As for general package types for optoelectronic applications, they include transmitters, receivers, modulators, VCSELs, and diode arrays. The packages can be non-hermetic or near-hermetic. TO-cans and butterfly packages remain common choices alongside newer BGAs. However, more advanced structures are being proposed, such as optical-RF modules and flip-mounted optoelectronic chip structures having VCSEL arrays with an optical underfill. The latter structures are designed to couple to optical-waveguide layers at a 90° angle. There is also ongoing research in developing thin film lasers and photo detectors, which could cause a change in direction or a new set of requirements.

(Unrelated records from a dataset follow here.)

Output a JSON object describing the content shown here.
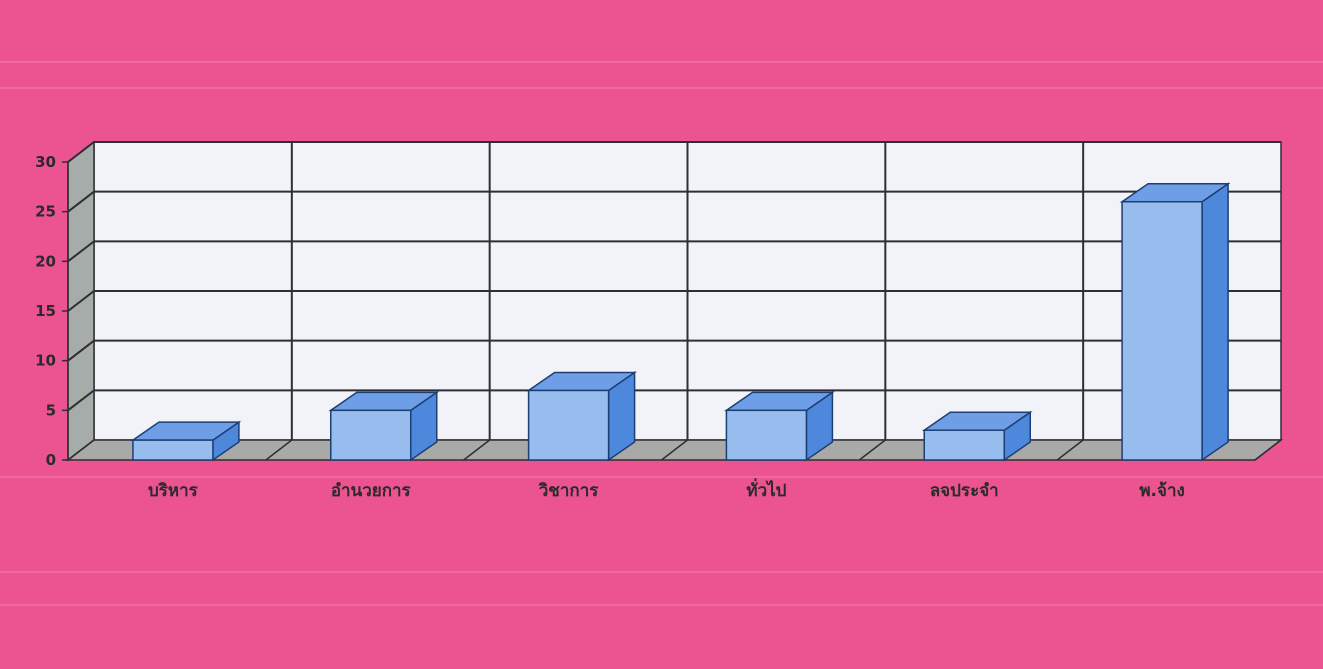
{
  "chart_data": {
    "type": "bar",
    "title": "",
    "xlabel": "",
    "ylabel": "",
    "categories": [
      "บริหาร",
      "อำนวยการ",
      "วิชาการ",
      "ทั่วไป",
      "ลจประจำ",
      "พ.จ้าง"
    ],
    "values": [
      2,
      5,
      7,
      5,
      3,
      26
    ],
    "ylim": [
      0,
      30
    ],
    "yticks": [
      0,
      5,
      10,
      15,
      20,
      25,
      30
    ],
    "grid": true,
    "legend": "none",
    "style": "3d-column"
  },
  "colors": {
    "background": "#ec5391",
    "plot_back": "#f2f3f8",
    "floor": "#a9aaa8",
    "side_wall": "#a6ada8",
    "grid": "#2e2e34",
    "bar_front": "#97bcee",
    "bar_top": "#6e9fe6",
    "bar_side": "#4e88dd",
    "bar_edge": "#1d3e73"
  }
}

Economic and technological challenges for optoelectronics are similar to those facing electronics-only packages; however, optoelectronics have their own set of concerns, such as waveguide coupling and fiber alignment. Components often have pigtailed fiber, requiring a connector or fiber splicing, or a connector receptacle or port as part of the package. RF connections also figure prominently because of the bandwidth and high frequency associated with optoelectronics. Because they tend to be hybrid in structure, integration of somewhat disparate technologies creates assembly challenges. Finally, optoelectronics are not immune to matters of reliability and environmental condition concerns.

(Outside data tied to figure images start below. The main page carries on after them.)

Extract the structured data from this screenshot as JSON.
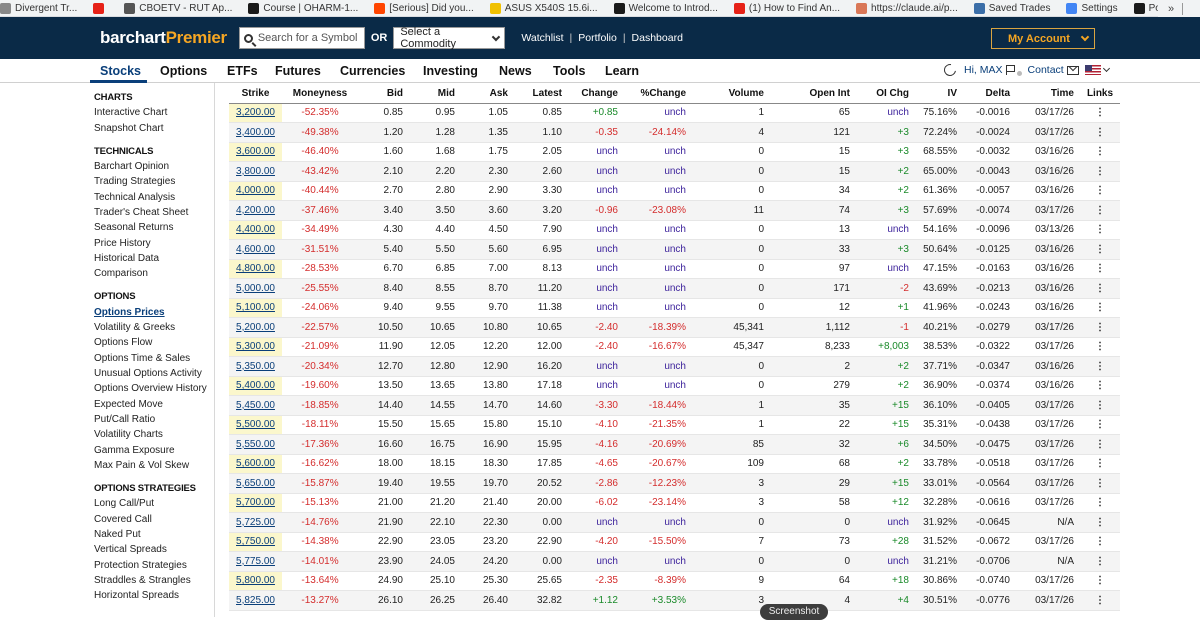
{
  "bookmarks": [
    {
      "label": "Divergent Tr...",
      "color": "#888888"
    },
    {
      "label": "",
      "color": "#e62117"
    },
    {
      "label": "CBOETV - RUT Ap...",
      "color": "#555555"
    },
    {
      "label": "Course | OHARM-1...",
      "color": "#1a1a1a"
    },
    {
      "label": "[Serious] Did you...",
      "color": "#ff4500"
    },
    {
      "label": "ASUS X540S 15.6i...",
      "color": "#f0c000"
    },
    {
      "label": "Welcome to Introd...",
      "color": "#1a1a1a"
    },
    {
      "label": "(1) How to Find An...",
      "color": "#e62117"
    },
    {
      "label": "https://claude.ai/p...",
      "color": "#d97757"
    },
    {
      "label": "Saved Trades",
      "color": "#3b6ea8"
    },
    {
      "label": "Settings",
      "color": "#4285f4"
    },
    {
      "label": "Polipace Insider P...",
      "color": "#1a1a1a"
    }
  ],
  "bookmarks_more": "»",
  "header": {
    "logo_main": "barchart",
    "logo_accent": "Premier",
    "search_placeholder": "Search for a Symbol...",
    "or_label": "OR",
    "commodity_label": "Select a Commodity",
    "links": [
      "Watchlist",
      "Portfolio",
      "Dashboard"
    ],
    "account_label": "My Account"
  },
  "nav": {
    "items": [
      "Stocks",
      "Options",
      "ETFs",
      "Futures",
      "Currencies",
      "Investing",
      "News",
      "Tools",
      "Learn"
    ],
    "greeting": "Hi, MAX",
    "contact": "Contact"
  },
  "sidebar": [
    {
      "type": "head",
      "label": "CHARTS"
    },
    {
      "type": "link",
      "label": "Interactive Chart"
    },
    {
      "type": "link",
      "label": "Snapshot Chart"
    },
    {
      "type": "head",
      "label": "TECHNICALS"
    },
    {
      "type": "link",
      "label": "Barchart Opinion"
    },
    {
      "type": "link",
      "label": "Trading Strategies"
    },
    {
      "type": "link",
      "label": "Technical Analysis"
    },
    {
      "type": "link",
      "label": "Trader's Cheat Sheet"
    },
    {
      "type": "link",
      "label": "Seasonal Returns"
    },
    {
      "type": "link",
      "label": "Price History"
    },
    {
      "type": "link",
      "label": "Historical Data"
    },
    {
      "type": "link",
      "label": "Comparison"
    },
    {
      "type": "head",
      "label": "OPTIONS"
    },
    {
      "type": "link",
      "label": "Options Prices",
      "active": true
    },
    {
      "type": "link",
      "label": "Volatility & Greeks"
    },
    {
      "type": "link",
      "label": "Options Flow"
    },
    {
      "type": "link",
      "label": "Options Time & Sales"
    },
    {
      "type": "link",
      "label": "Unusual Options Activity"
    },
    {
      "type": "link",
      "label": "Options Overview History"
    },
    {
      "type": "link",
      "label": "Expected Move"
    },
    {
      "type": "link",
      "label": "Put/Call Ratio"
    },
    {
      "type": "link",
      "label": "Volatility Charts"
    },
    {
      "type": "link",
      "label": "Gamma Exposure"
    },
    {
      "type": "link",
      "label": "Max Pain & Vol Skew"
    },
    {
      "type": "head",
      "label": "OPTIONS STRATEGIES"
    },
    {
      "type": "link",
      "label": "Long Call/Put"
    },
    {
      "type": "link",
      "label": "Covered Call"
    },
    {
      "type": "link",
      "label": "Naked Put"
    },
    {
      "type": "link",
      "label": "Vertical Spreads"
    },
    {
      "type": "link",
      "label": "Protection Strategies"
    },
    {
      "type": "link",
      "label": "Straddles & Strangles"
    },
    {
      "type": "link",
      "label": "Horizontal Spreads"
    }
  ],
  "table": {
    "columns": [
      "Strike",
      "Moneyness",
      "Bid",
      "Mid",
      "Ask",
      "Latest",
      "Change",
      "%Change",
      "Volume",
      "Open Int",
      "OI Chg",
      "IV",
      "Delta",
      "Time",
      "Links"
    ],
    "rows": [
      [
        "3,200.00",
        "-52.35%",
        "0.85",
        "0.95",
        "1.05",
        "0.85",
        "+0.85",
        "unch",
        "1",
        "65",
        "unch",
        "75.16%",
        "-0.0016",
        "03/17/26"
      ],
      [
        "3,400.00",
        "-49.38%",
        "1.20",
        "1.28",
        "1.35",
        "1.10",
        "-0.35",
        "-24.14%",
        "4",
        "121",
        "+3",
        "72.24%",
        "-0.0024",
        "03/17/26"
      ],
      [
        "3,600.00",
        "-46.40%",
        "1.60",
        "1.68",
        "1.75",
        "2.05",
        "unch",
        "unch",
        "0",
        "15",
        "+3",
        "68.55%",
        "-0.0032",
        "03/16/26"
      ],
      [
        "3,800.00",
        "-43.42%",
        "2.10",
        "2.20",
        "2.30",
        "2.60",
        "unch",
        "unch",
        "0",
        "15",
        "+2",
        "65.00%",
        "-0.0043",
        "03/16/26"
      ],
      [
        "4,000.00",
        "-40.44%",
        "2.70",
        "2.80",
        "2.90",
        "3.30",
        "unch",
        "unch",
        "0",
        "34",
        "+2",
        "61.36%",
        "-0.0057",
        "03/16/26"
      ],
      [
        "4,200.00",
        "-37.46%",
        "3.40",
        "3.50",
        "3.60",
        "3.20",
        "-0.96",
        "-23.08%",
        "11",
        "74",
        "+3",
        "57.69%",
        "-0.0074",
        "03/17/26"
      ],
      [
        "4,400.00",
        "-34.49%",
        "4.30",
        "4.40",
        "4.50",
        "7.90",
        "unch",
        "unch",
        "0",
        "13",
        "unch",
        "54.16%",
        "-0.0096",
        "03/13/26"
      ],
      [
        "4,600.00",
        "-31.51%",
        "5.40",
        "5.50",
        "5.60",
        "6.95",
        "unch",
        "unch",
        "0",
        "33",
        "+3",
        "50.64%",
        "-0.0125",
        "03/16/26"
      ],
      [
        "4,800.00",
        "-28.53%",
        "6.70",
        "6.85",
        "7.00",
        "8.13",
        "unch",
        "unch",
        "0",
        "97",
        "unch",
        "47.15%",
        "-0.0163",
        "03/16/26"
      ],
      [
        "5,000.00",
        "-25.55%",
        "8.40",
        "8.55",
        "8.70",
        "11.20",
        "unch",
        "unch",
        "0",
        "171",
        "-2",
        "43.69%",
        "-0.0213",
        "03/16/26"
      ],
      [
        "5,100.00",
        "-24.06%",
        "9.40",
        "9.55",
        "9.70",
        "11.38",
        "unch",
        "unch",
        "0",
        "12",
        "+1",
        "41.96%",
        "-0.0243",
        "03/16/26"
      ],
      [
        "5,200.00",
        "-22.57%",
        "10.50",
        "10.65",
        "10.80",
        "10.65",
        "-2.40",
        "-18.39%",
        "45,341",
        "1,112",
        "-1",
        "40.21%",
        "-0.0279",
        "03/17/26"
      ],
      [
        "5,300.00",
        "-21.09%",
        "11.90",
        "12.05",
        "12.20",
        "12.00",
        "-2.40",
        "-16.67%",
        "45,347",
        "8,233",
        "+8,003",
        "38.53%",
        "-0.0322",
        "03/17/26"
      ],
      [
        "5,350.00",
        "-20.34%",
        "12.70",
        "12.80",
        "12.90",
        "16.20",
        "unch",
        "unch",
        "0",
        "2",
        "+2",
        "37.71%",
        "-0.0347",
        "03/16/26"
      ],
      [
        "5,400.00",
        "-19.60%",
        "13.50",
        "13.65",
        "13.80",
        "17.18",
        "unch",
        "unch",
        "0",
        "279",
        "+2",
        "36.90%",
        "-0.0374",
        "03/16/26"
      ],
      [
        "5,450.00",
        "-18.85%",
        "14.40",
        "14.55",
        "14.70",
        "14.60",
        "-3.30",
        "-18.44%",
        "1",
        "35",
        "+15",
        "36.10%",
        "-0.0405",
        "03/17/26"
      ],
      [
        "5,500.00",
        "-18.11%",
        "15.50",
        "15.65",
        "15.80",
        "15.10",
        "-4.10",
        "-21.35%",
        "1",
        "22",
        "+15",
        "35.31%",
        "-0.0438",
        "03/17/26"
      ],
      [
        "5,550.00",
        "-17.36%",
        "16.60",
        "16.75",
        "16.90",
        "15.95",
        "-4.16",
        "-20.69%",
        "85",
        "32",
        "+6",
        "34.50%",
        "-0.0475",
        "03/17/26"
      ],
      [
        "5,600.00",
        "-16.62%",
        "18.00",
        "18.15",
        "18.30",
        "17.85",
        "-4.65",
        "-20.67%",
        "109",
        "68",
        "+2",
        "33.78%",
        "-0.0518",
        "03/17/26"
      ],
      [
        "5,650.00",
        "-15.87%",
        "19.40",
        "19.55",
        "19.70",
        "20.52",
        "-2.86",
        "-12.23%",
        "3",
        "29",
        "+15",
        "33.01%",
        "-0.0564",
        "03/17/26"
      ],
      [
        "5,700.00",
        "-15.13%",
        "21.00",
        "21.20",
        "21.40",
        "20.00",
        "-6.02",
        "-23.14%",
        "3",
        "58",
        "+12",
        "32.28%",
        "-0.0616",
        "03/17/26"
      ],
      [
        "5,725.00",
        "-14.76%",
        "21.90",
        "22.10",
        "22.30",
        "0.00",
        "unch",
        "unch",
        "0",
        "0",
        "unch",
        "31.92%",
        "-0.0645",
        "N/A"
      ],
      [
        "5,750.00",
        "-14.38%",
        "22.90",
        "23.05",
        "23.20",
        "22.90",
        "-4.20",
        "-15.50%",
        "7",
        "73",
        "+28",
        "31.52%",
        "-0.0672",
        "03/17/26"
      ],
      [
        "5,775.00",
        "-14.01%",
        "23.90",
        "24.05",
        "24.20",
        "0.00",
        "unch",
        "unch",
        "0",
        "0",
        "unch",
        "31.21%",
        "-0.0706",
        "N/A"
      ],
      [
        "5,800.00",
        "-13.64%",
        "24.90",
        "25.10",
        "25.30",
        "25.65",
        "-2.35",
        "-8.39%",
        "9",
        "64",
        "+18",
        "30.86%",
        "-0.0740",
        "03/17/26"
      ],
      [
        "5,825.00",
        "-13.27%",
        "26.10",
        "26.25",
        "26.40",
        "32.82",
        "+1.12",
        "+3.53%",
        "3",
        "4",
        "+4",
        "30.51%",
        "-0.0776",
        "03/17/26"
      ]
    ]
  },
  "tooltip": "Screenshot"
}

One can say that photonics and optoelectronics have a bright future, but there will continue to be challenges to meet and overcome for full benefit in a cost-effective manner. Having challenges is important because, paraphrasing the poet Robert Browning, “Our grasp should exceed our reach, what else is research for?”
- Merritt, R., Board Design Revamped, Electronic Engineering Times, Oct. 13, 2003.
- Turbini, L. and Stafford, J., Optoelectronic, The 10th Anniversary NEMI Roadmap Workshop, June, 2004.
- Shibata, A., Status of IEC, IPC/JPCA Optoelectronics Standards, JISSO International Council Meeting, Herndon, VA, May, 2005.